1 The Draft SSIS market analysis is more of an advocacy argument than a balanced analysis. And, in fact many of ERM’s customers have a financial interest in the Keystone pipeline, even if the exact names do not appear on contracts with ERM. In fact, the original EIS contractor, Entrix, had an undisclosed conflict of interest resulting from a task order agreement Entrix had with BP, when BP owned substantial interests in ConocoPhillips, Talisman Energy, and other Alberta tar sands oil producers. BP became Entrix’s largest and most profitable client during the time when the Keystone XL EIS document was being prepared. Thus, DOS does not have a history of being able to monitor its contractors on this project. There are a huge number of companies, partners, owners, and subsidiaries of companies that own interests in Alberta tar sand oil production that will benefit from Keystone XL; and ERM does business with many of these oil companies. Oil companies have used their lobbyists to influence politicians in favor of the pipeline. Oil companies have used public relations firms to sway the public in favor of the pipeline, in part by saying it will reduce US fuel costs. For example, BP was saying the Keystone XL pipeline would reduce US fuel prices even as it was selling its stake in Talisman Energy (a large Alberta tar sands oil producer) to Sinopec Group – the Chinese national oil company. It does not appear that DOS has appreciated the potential organizational conflicts of interest, lobby efforts, and well funded public relations campaigns supported by the oil companies. It appears that the DOS is prepared to put their institutional stamp of approval on one-sided oil company propaganda.
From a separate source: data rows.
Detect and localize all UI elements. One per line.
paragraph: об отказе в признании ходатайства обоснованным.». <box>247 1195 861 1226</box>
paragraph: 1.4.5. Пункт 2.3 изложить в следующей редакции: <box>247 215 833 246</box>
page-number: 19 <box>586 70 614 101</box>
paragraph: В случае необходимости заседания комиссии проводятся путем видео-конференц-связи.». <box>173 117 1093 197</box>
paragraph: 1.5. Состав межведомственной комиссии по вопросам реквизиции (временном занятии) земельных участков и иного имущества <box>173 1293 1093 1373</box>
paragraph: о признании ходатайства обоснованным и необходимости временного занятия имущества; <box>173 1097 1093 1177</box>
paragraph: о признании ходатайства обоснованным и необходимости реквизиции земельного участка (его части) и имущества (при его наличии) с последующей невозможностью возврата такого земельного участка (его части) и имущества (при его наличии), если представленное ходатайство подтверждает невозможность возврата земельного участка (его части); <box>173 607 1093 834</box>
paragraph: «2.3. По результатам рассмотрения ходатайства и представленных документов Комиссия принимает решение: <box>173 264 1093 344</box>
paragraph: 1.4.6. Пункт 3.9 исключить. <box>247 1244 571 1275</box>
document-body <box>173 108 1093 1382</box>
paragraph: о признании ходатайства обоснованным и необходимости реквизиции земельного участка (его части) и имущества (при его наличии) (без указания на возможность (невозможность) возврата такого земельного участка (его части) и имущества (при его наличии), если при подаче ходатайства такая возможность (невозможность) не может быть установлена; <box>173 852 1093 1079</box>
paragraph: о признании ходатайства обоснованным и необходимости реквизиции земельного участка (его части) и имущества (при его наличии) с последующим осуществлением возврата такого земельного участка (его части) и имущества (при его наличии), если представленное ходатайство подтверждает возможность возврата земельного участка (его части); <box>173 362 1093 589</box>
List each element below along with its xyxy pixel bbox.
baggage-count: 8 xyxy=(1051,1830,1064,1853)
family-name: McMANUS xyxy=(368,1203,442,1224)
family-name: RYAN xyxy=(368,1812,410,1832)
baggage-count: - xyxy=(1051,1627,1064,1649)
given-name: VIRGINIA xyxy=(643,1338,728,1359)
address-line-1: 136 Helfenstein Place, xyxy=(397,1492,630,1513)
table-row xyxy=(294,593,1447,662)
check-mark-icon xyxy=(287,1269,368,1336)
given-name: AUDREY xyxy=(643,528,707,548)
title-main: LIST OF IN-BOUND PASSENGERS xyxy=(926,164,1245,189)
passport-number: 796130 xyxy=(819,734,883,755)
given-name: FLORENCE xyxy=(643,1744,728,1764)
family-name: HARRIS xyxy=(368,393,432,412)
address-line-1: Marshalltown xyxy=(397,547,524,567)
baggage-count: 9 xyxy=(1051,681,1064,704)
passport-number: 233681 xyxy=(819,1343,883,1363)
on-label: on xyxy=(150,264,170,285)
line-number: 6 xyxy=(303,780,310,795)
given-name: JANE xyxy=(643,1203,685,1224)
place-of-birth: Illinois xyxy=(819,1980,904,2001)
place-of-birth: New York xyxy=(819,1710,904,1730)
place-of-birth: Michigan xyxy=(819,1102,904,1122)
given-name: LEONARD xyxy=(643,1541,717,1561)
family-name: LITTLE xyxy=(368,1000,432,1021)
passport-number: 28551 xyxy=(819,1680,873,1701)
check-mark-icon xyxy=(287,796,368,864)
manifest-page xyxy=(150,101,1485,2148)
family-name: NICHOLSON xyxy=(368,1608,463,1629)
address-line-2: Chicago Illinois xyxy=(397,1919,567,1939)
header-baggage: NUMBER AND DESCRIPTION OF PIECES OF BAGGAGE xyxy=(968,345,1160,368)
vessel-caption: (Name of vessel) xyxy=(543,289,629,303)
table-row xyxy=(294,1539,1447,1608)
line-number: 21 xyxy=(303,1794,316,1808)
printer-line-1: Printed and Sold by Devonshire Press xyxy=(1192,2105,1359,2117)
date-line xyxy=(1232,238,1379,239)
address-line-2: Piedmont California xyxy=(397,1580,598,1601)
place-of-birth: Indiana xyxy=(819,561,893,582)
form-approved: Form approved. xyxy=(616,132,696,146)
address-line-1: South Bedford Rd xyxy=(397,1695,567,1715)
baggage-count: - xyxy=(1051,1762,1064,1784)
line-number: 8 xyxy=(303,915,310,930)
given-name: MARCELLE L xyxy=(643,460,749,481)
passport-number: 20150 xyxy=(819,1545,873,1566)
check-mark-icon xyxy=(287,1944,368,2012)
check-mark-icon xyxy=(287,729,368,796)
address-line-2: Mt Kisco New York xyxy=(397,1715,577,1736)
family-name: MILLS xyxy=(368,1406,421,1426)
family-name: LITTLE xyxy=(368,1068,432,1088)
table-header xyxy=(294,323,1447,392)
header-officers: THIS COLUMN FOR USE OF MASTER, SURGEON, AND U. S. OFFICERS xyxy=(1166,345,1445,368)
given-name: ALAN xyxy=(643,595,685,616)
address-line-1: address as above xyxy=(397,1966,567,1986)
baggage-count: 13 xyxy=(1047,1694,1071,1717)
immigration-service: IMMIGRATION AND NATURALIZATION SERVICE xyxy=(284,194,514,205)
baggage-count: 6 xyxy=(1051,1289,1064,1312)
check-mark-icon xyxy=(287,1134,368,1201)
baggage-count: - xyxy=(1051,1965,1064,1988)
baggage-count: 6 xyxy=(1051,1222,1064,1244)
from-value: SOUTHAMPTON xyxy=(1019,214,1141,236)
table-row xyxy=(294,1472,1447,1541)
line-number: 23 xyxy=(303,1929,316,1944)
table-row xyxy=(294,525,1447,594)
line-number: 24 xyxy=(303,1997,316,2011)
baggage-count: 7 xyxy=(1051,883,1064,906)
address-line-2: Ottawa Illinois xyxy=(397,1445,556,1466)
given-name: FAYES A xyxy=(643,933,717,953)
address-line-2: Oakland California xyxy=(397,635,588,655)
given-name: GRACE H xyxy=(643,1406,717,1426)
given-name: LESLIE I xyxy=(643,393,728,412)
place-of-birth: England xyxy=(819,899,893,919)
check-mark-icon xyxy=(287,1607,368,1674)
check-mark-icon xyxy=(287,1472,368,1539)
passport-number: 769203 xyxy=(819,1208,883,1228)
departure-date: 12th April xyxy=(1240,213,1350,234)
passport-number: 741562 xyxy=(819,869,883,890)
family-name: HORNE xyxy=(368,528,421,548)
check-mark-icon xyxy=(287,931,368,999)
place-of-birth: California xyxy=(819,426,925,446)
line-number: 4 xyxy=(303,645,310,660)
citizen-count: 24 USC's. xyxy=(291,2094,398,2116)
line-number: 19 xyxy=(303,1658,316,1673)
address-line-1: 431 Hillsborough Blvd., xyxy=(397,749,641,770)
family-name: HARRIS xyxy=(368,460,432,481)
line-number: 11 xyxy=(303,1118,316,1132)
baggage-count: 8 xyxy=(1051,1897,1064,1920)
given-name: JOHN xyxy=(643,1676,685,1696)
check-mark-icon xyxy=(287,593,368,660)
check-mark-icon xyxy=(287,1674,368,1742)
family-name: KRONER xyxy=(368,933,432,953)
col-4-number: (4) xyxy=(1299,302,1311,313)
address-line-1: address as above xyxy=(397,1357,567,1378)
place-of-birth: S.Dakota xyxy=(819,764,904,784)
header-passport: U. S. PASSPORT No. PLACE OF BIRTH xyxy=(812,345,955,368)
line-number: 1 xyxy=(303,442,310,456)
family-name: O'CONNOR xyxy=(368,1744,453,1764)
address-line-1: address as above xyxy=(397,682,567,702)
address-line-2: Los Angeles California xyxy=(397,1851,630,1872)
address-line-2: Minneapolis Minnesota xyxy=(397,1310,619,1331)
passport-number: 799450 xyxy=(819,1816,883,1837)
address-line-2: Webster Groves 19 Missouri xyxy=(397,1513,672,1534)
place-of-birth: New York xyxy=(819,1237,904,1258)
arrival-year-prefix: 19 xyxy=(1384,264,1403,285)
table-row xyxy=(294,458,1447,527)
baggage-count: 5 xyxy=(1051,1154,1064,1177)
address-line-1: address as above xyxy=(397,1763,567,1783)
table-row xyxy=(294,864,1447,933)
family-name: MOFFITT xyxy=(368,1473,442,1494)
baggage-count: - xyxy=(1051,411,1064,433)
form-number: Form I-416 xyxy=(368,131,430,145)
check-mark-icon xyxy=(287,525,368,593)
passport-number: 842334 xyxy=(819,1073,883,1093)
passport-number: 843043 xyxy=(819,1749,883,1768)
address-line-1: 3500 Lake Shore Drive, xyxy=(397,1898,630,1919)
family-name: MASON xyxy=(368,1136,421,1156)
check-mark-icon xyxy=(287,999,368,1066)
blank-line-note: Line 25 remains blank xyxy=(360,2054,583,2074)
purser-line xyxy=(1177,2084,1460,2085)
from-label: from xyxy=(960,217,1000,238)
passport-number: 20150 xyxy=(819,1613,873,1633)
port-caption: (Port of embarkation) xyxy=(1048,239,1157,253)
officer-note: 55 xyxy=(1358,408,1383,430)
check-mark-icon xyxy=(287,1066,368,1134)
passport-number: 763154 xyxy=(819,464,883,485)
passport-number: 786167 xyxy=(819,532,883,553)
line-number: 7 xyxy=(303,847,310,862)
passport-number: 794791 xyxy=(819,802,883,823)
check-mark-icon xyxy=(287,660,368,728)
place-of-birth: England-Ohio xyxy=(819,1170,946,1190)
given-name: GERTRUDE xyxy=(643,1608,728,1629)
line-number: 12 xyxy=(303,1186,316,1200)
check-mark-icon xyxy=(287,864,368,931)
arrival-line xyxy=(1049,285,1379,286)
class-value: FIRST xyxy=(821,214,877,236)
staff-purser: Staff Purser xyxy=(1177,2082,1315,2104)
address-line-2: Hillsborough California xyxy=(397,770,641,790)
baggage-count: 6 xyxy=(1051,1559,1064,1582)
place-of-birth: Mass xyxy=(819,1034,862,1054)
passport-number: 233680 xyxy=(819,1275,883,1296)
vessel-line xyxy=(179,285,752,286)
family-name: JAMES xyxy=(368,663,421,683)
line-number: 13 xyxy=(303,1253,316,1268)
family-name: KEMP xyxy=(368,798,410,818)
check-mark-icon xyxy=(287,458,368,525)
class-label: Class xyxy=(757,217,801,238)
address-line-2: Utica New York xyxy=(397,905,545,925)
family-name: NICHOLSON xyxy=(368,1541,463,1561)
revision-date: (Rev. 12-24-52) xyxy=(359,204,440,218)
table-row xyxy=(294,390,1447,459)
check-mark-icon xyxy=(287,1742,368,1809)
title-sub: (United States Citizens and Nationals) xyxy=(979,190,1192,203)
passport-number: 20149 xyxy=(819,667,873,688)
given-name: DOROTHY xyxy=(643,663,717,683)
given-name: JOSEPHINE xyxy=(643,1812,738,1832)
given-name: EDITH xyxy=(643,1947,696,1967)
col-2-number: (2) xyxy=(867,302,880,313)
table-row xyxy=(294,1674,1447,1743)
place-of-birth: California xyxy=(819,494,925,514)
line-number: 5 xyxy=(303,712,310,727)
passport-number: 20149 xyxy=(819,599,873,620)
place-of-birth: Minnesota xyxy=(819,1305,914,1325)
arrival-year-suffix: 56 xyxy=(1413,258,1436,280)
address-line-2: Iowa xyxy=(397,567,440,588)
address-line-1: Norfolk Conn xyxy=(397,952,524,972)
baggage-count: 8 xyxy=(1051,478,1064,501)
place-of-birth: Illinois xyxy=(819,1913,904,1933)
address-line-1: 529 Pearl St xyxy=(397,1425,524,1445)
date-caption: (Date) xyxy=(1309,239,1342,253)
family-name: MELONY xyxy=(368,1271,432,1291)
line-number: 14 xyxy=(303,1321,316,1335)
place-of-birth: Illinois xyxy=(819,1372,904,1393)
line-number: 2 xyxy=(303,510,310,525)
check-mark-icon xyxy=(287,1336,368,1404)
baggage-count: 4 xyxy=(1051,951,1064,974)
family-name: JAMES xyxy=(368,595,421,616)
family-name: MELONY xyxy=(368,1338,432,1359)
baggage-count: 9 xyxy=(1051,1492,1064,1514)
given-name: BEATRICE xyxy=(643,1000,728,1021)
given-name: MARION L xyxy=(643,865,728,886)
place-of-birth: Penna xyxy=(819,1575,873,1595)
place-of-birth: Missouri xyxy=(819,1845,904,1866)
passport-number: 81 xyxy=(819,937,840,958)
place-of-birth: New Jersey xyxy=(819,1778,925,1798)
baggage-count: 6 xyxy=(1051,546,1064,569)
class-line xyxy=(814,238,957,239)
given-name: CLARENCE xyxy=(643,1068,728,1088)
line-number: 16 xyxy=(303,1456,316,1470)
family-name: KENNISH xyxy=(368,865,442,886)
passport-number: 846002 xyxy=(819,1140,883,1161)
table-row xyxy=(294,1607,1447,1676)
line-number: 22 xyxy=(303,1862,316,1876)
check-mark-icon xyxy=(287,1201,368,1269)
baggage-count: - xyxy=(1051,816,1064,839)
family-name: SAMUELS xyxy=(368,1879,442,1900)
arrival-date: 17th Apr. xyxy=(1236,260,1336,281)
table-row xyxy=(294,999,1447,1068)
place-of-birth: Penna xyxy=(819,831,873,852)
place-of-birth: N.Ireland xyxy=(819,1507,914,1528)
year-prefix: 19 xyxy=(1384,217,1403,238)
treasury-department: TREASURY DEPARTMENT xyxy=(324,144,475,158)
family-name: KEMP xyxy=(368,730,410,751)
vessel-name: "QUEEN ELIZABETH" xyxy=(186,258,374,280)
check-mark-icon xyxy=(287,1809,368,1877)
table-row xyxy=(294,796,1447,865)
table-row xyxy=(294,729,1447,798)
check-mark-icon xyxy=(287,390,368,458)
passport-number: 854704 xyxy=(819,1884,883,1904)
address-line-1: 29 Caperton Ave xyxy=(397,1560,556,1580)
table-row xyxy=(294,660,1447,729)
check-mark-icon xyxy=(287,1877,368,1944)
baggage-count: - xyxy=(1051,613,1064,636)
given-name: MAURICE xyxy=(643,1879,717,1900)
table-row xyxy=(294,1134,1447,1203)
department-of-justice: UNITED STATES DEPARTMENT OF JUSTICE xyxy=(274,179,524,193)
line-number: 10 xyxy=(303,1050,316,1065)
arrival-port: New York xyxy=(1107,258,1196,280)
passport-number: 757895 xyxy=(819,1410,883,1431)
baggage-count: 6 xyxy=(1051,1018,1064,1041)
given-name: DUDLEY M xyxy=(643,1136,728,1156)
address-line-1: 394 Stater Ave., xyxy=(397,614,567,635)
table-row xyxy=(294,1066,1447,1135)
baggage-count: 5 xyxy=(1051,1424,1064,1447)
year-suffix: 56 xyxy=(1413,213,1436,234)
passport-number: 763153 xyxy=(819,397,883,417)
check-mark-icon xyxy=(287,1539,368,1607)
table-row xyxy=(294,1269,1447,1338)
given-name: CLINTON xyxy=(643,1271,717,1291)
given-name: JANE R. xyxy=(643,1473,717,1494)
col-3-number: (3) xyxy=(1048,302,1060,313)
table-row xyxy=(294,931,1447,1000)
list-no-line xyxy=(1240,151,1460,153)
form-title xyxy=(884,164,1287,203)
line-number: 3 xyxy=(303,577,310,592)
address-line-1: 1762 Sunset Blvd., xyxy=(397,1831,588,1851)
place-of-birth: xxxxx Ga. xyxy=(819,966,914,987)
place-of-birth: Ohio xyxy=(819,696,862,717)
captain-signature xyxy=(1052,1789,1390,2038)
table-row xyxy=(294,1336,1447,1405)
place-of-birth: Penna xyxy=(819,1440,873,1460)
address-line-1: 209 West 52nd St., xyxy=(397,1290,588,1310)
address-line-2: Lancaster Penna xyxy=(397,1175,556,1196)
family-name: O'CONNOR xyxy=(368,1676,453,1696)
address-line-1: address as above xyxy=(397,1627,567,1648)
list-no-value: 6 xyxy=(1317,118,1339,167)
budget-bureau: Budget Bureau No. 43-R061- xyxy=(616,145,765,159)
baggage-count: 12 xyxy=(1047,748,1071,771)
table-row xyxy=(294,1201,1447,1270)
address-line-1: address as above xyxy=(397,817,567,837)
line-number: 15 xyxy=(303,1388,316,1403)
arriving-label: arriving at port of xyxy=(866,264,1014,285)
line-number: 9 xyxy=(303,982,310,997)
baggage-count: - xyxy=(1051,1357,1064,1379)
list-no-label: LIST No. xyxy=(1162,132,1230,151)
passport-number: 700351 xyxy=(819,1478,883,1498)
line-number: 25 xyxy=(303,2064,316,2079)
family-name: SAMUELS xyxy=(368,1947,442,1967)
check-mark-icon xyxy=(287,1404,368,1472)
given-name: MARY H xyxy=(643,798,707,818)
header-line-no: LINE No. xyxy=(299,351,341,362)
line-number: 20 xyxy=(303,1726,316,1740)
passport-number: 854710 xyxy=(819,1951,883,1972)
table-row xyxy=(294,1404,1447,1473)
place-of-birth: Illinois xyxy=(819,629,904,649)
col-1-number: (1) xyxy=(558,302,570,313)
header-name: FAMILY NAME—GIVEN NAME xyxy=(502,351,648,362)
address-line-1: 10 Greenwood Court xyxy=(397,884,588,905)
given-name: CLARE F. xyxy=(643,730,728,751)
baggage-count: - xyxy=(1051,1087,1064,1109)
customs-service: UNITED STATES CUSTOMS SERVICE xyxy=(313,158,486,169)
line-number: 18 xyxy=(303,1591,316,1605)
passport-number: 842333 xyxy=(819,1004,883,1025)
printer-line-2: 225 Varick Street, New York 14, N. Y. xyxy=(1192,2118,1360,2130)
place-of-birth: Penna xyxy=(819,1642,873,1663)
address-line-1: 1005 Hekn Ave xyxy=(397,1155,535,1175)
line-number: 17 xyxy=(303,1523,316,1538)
1 The Draft SSIS averages away the impacts of climate change. For infrastructure basis of engineering design, climate change results in a fat tailed probability distribution of extreme events. Climate change increases the probability of extreme weather events that are greater than the structure is engineered to withstand. Climate change has raised the average sea level only a few millimeters, but it has enabled extreme events such as Katrina, Isabel, Isaac, and Sandy. It was not the average sea level rise that caused the damage, but the extreme events. Likewise it is not average temperature that will damage engineered structures such as a pipeline, but extreme heat events that are outside of the basis of engineering design. Likewise, it is not average precipitation over the next 30 years that will damage engineered structures; it is the extreme precipitation events made possible by extended climate change and the resulting changes in atmospheric circulation. The most extreme of these events are likely to come after the corrosive and erosive properties of dilbit have acted on the pipeline for decades, and the pipeline is more fragile. The Draft SSIS is silent on these issues.